Особенно важен результат воспоминания. Оно не сообщает герою новых фактов о людях, среди которых он находится на каторге. Однако после образа Марея он способен иначе посмотреть на окружающих преступников. За грубостью, грехом и падением возникает возможность увидеть человеческое лицо, которое невозможно окончательно свести к его нынешнему состоянию. Именно поэтому смысловая формула «только Бог», к которой приходят исследователи при распредмечивании религиозной линии рассказа, имеет не отвлечённо-догматическое, а антропологическое содержание. Память о пережитом добре становится способом восстановления способности видеть другого человека. Здесь герменевтика текста неожиданно сближается с христианским пониманием личности: человек всегда больше совокупности своих поступков и своего социального образа.

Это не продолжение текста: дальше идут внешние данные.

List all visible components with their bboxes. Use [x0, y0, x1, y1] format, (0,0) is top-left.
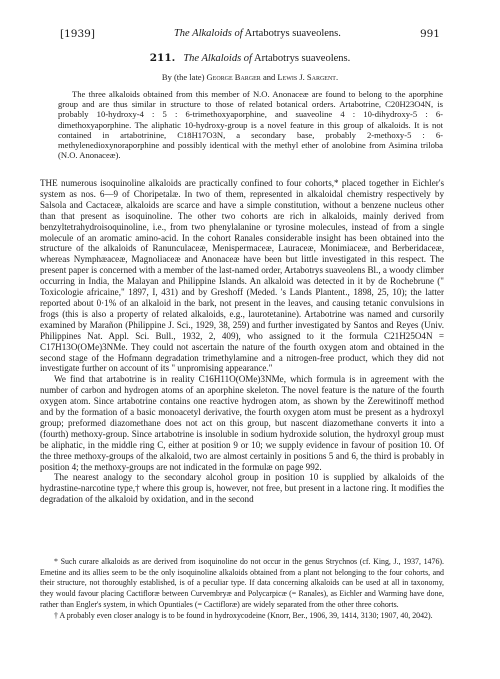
- year: [1939]: [60, 28, 95, 40]
- abstract-text: The three alkaloids obtained from this m…: [58, 89, 443, 160]
- article-number: 211.: [150, 52, 176, 64]
- page-number: 991: [420, 28, 440, 40]
- byline-prefix: By (the late): [162, 72, 204, 82]
- byline: By (the late) George Barger and Lewis J.…: [0, 72, 500, 82]
- running-title-italic: The Alkaloids of: [174, 28, 243, 39]
- running-title-roman: Artabotrys suaveolens.: [245, 28, 341, 39]
- title-italic: The Alkaloids of: [183, 53, 252, 64]
- byline-and: and: [263, 72, 275, 82]
- footnotes: * Such curare alkaloids as are derived f…: [40, 557, 444, 621]
- paragraph-2: We find that artabotrine is in reality C…: [40, 374, 444, 472]
- paragraph-3: The nearest analogy to the secondary alc…: [40, 472, 444, 505]
- journal-page: [1939] The Alkaloids of Artabotrys suave…: [0, 0, 500, 679]
- article-title: 211.The Alkaloids of Artabotrys suaveole…: [0, 52, 500, 64]
- running-title: The Alkaloids of Artabotrys suaveolens.: [174, 28, 341, 40]
- paragraph-1: THE numerous isoquinoline alkaloids are …: [40, 178, 444, 374]
- title-roman: Artabotrys suaveolens.: [254, 53, 350, 64]
- abstract: The three alkaloids obtained from this m…: [58, 89, 443, 160]
- author-2: Lewis J. Sargent.: [277, 72, 338, 82]
- footnote-1: * Such curare alkaloids as are derived f…: [40, 557, 444, 611]
- body-text: THE numerous isoquinoline alkaloids are …: [40, 178, 444, 505]
- author-1: George Barger: [207, 72, 261, 82]
- footnote-2: † A probably even closer analogy is to b…: [40, 611, 444, 622]
- running-head: [1939] The Alkaloids of Artabotrys suave…: [60, 28, 440, 40]
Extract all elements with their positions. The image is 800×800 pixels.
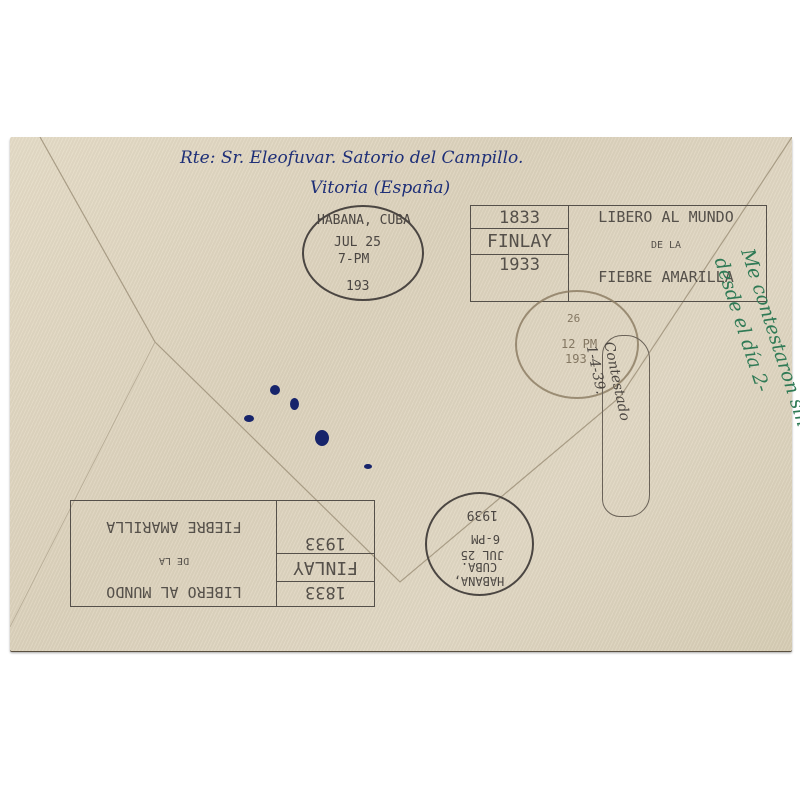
ink-blot: [290, 398, 299, 410]
postmark-habana-bottom: HABANA, CUBA. JUL 25 6-PM 1939: [425, 492, 534, 596]
postmark-habana-top: HABANA, CUBA JUL 25 7-PM 193: [302, 205, 424, 301]
ink-blot: [270, 385, 280, 395]
ink-blot: [315, 430, 329, 446]
sender-city-line: Vitoria (España): [310, 178, 450, 198]
sender-name-line: Rte: Sr. Eleofuvar. Satorio del Campillo…: [180, 148, 523, 168]
ink-blot: [244, 415, 254, 422]
slogan-cancel-bottom: 1833 FINLAY 1933 LIBERO AL MUNDO DE LA F…: [70, 500, 375, 607]
ink-blot: [364, 464, 372, 469]
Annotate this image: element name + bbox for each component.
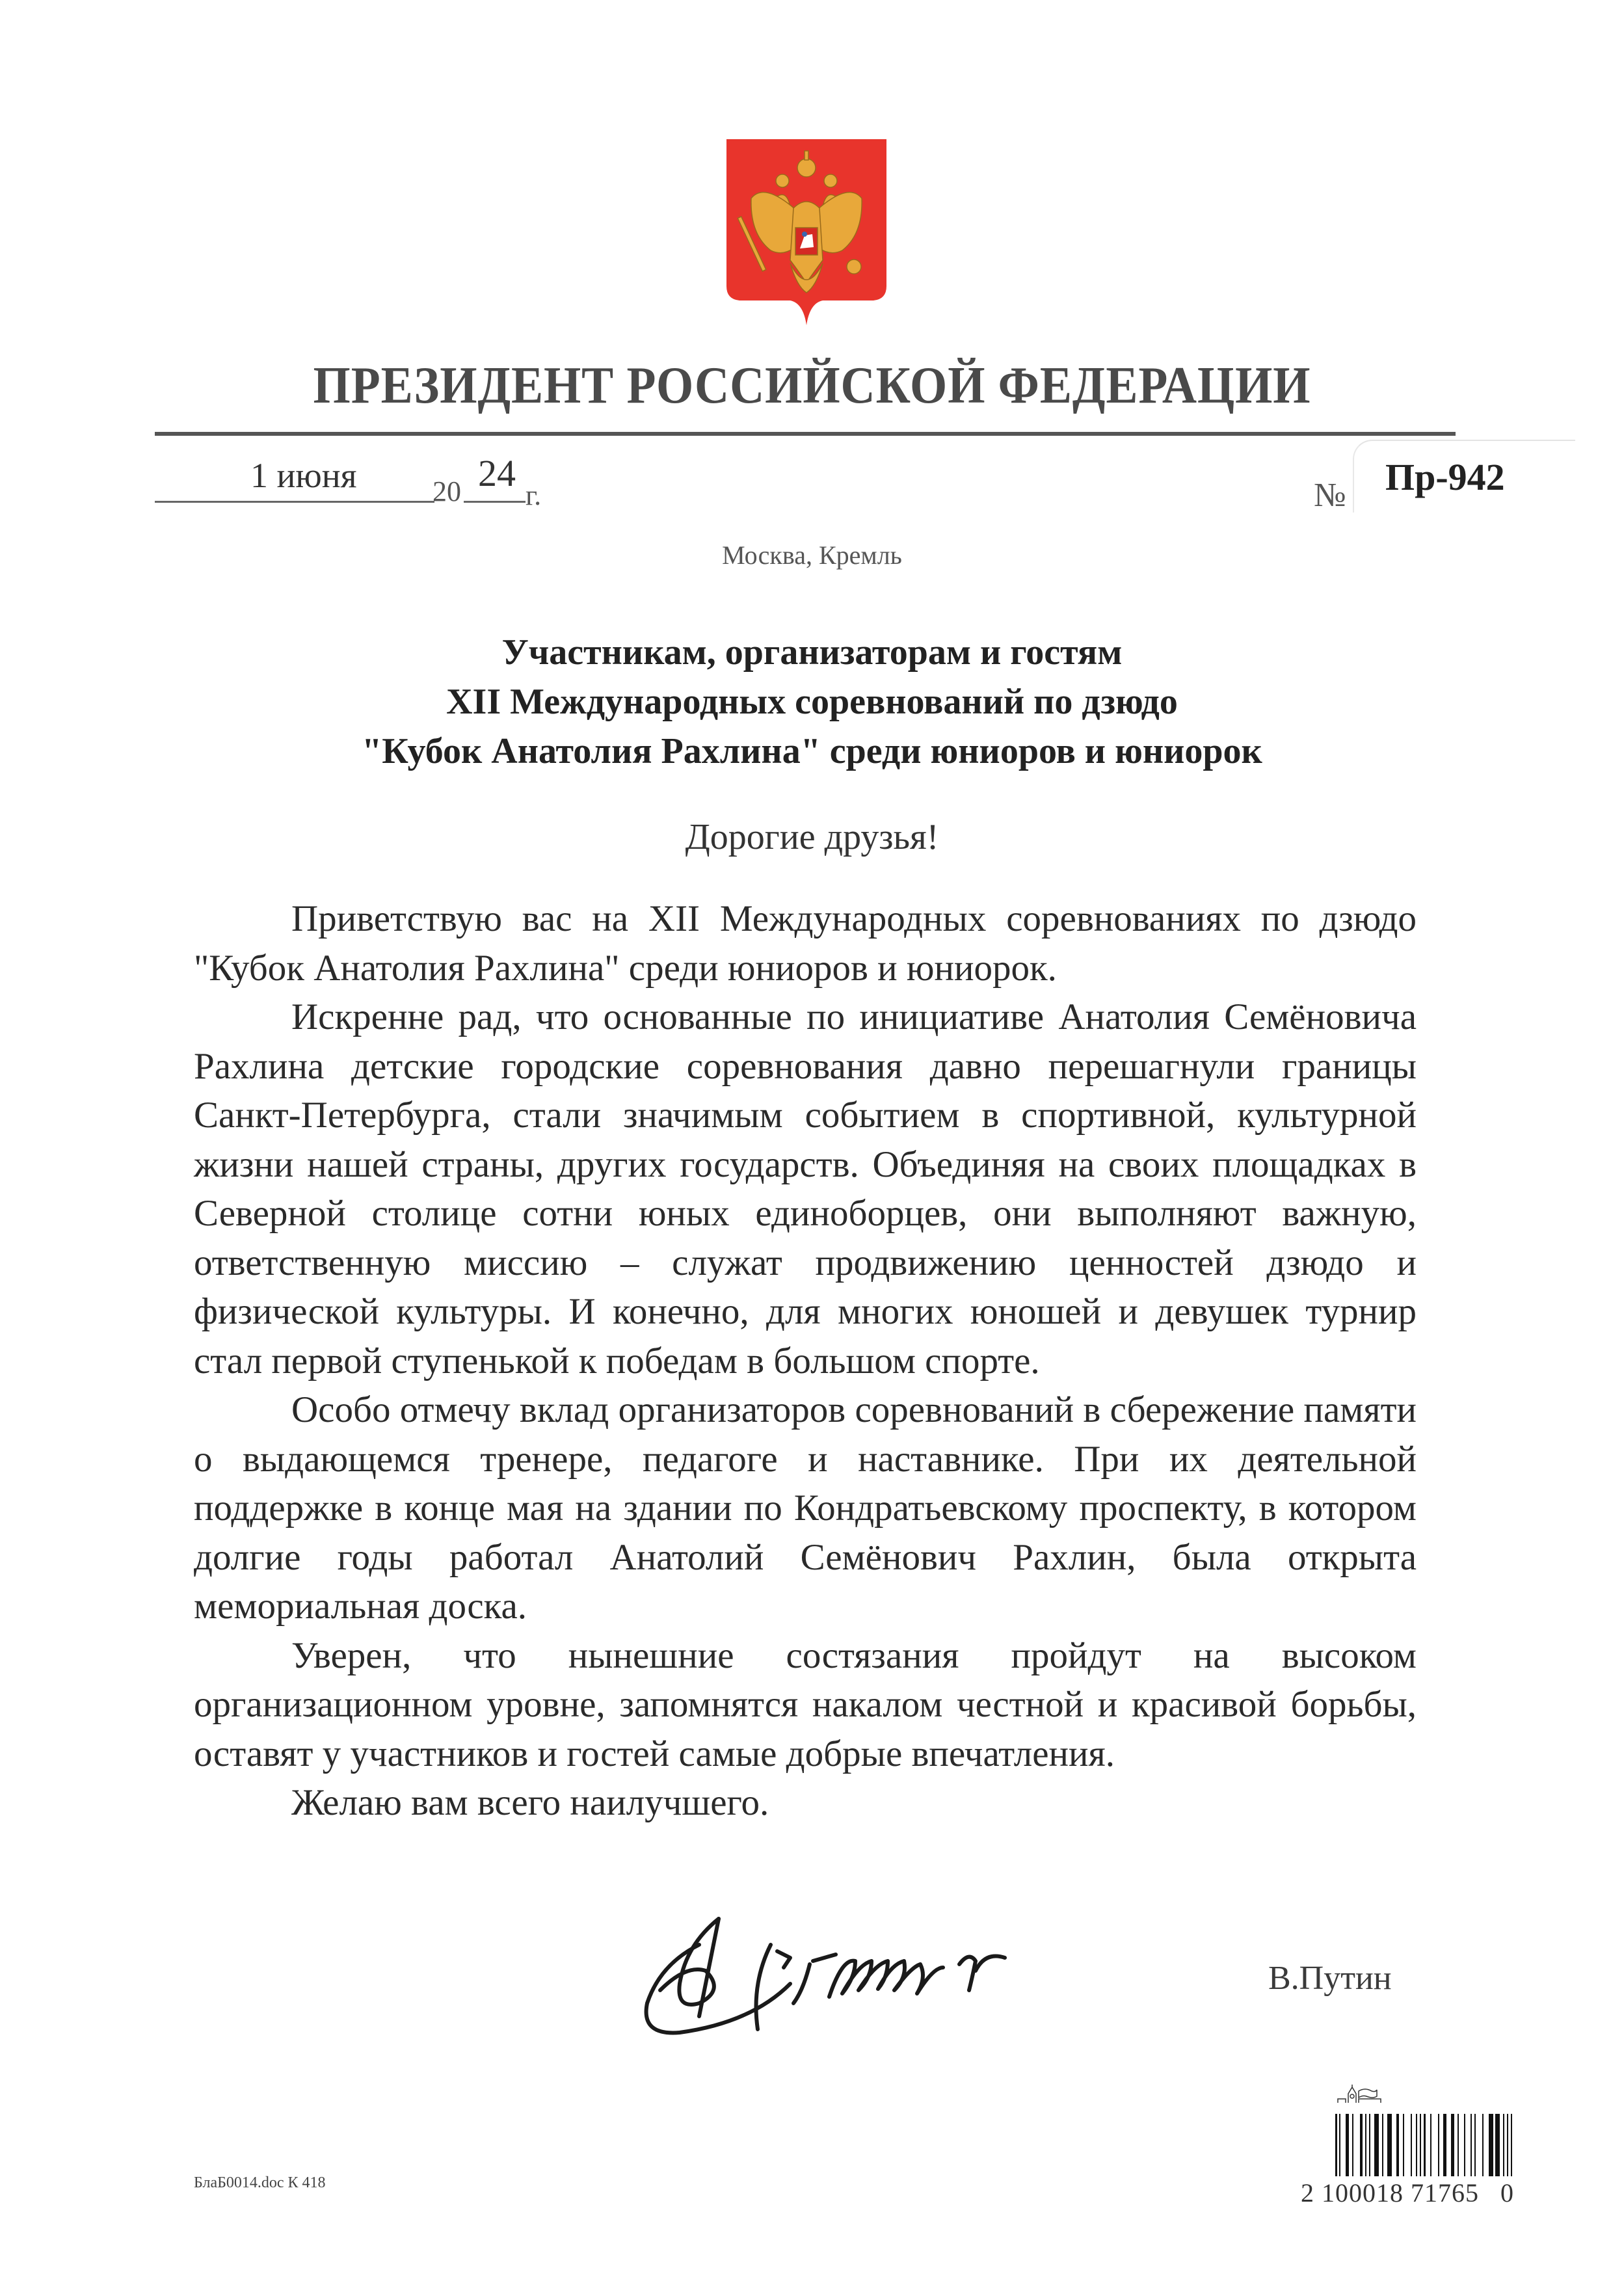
kremlin-tower-logo-icon [1337,2085,1382,2105]
paragraph: Приветствую вас на XII Международных сор… [194,894,1417,993]
addressee-block: Участникам, организаторам и гостям XII М… [0,628,1624,776]
handwritten-signature-icon [621,1906,1161,2042]
barcode-number: 2 100018 71765 0 [1301,2178,1514,2208]
addressee-line: XII Международных соревнований по дзюдо [0,677,1624,727]
paragraph: Желаю вам всего наилучшего. [194,1778,1417,1828]
salutation: Дорогие друзья! [0,816,1624,858]
paragraph: Уверен, что нынешние состязания пройдут … [194,1631,1417,1779]
year-unit: г. [526,479,541,512]
year-prefix: 20 [433,475,461,508]
year-underline [464,501,526,503]
addressee-line: "Кубок Анатолия Рахлина" среди юниоров и… [0,727,1624,776]
paragraph: Особо отмечу вклад организаторов соревно… [194,1385,1417,1631]
document-date: 1 июня [250,455,356,496]
header-divider [155,432,1456,436]
place-of-issue: Москва, Кремль [0,540,1624,570]
addressee-line: Участникам, организаторам и гостям [0,628,1624,677]
signer-name: В.Путин [1268,1959,1392,1997]
paragraph: Искренне рад, что основанные по инициати… [194,993,1417,1385]
document-number: Пр-942 [1385,455,1505,499]
header-title: ПРЕЗИДЕНТ РОССИЙСКОЙ ФЕДЕРАЦИИ [65,356,1559,416]
date-underline [155,501,434,503]
document-code: БлаБ0014.doc К 418 [194,2174,326,2192]
coat-of-arms-icon [725,137,888,325]
barcode [1335,2114,1517,2176]
number-sign: № [1314,476,1346,514]
year-suffix: 24 [478,451,516,495]
letter-body: Приветствую вас на XII Международных сор… [194,894,1417,1828]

«Столетняя» представляет ещё более сложный материал, поскольку в ней практически отсутствует ярко выраженная религиозная драматургия. Именно поэтому исследователи вынуждены особенно последовательно работать на уровне распредмечивания. Повседневная встреча со старушкой, её речь, крестное знамение, обращения «Господи» и «Благослови Бог» создают смысловой рисунок, родственный «Мужику Марею». Религиозное здесь не вторгается в обыденную жизнь как чудо и не требует выхода за пределы реалистического повествования. Напротив, оно обнаруживается внутри самой обыденности.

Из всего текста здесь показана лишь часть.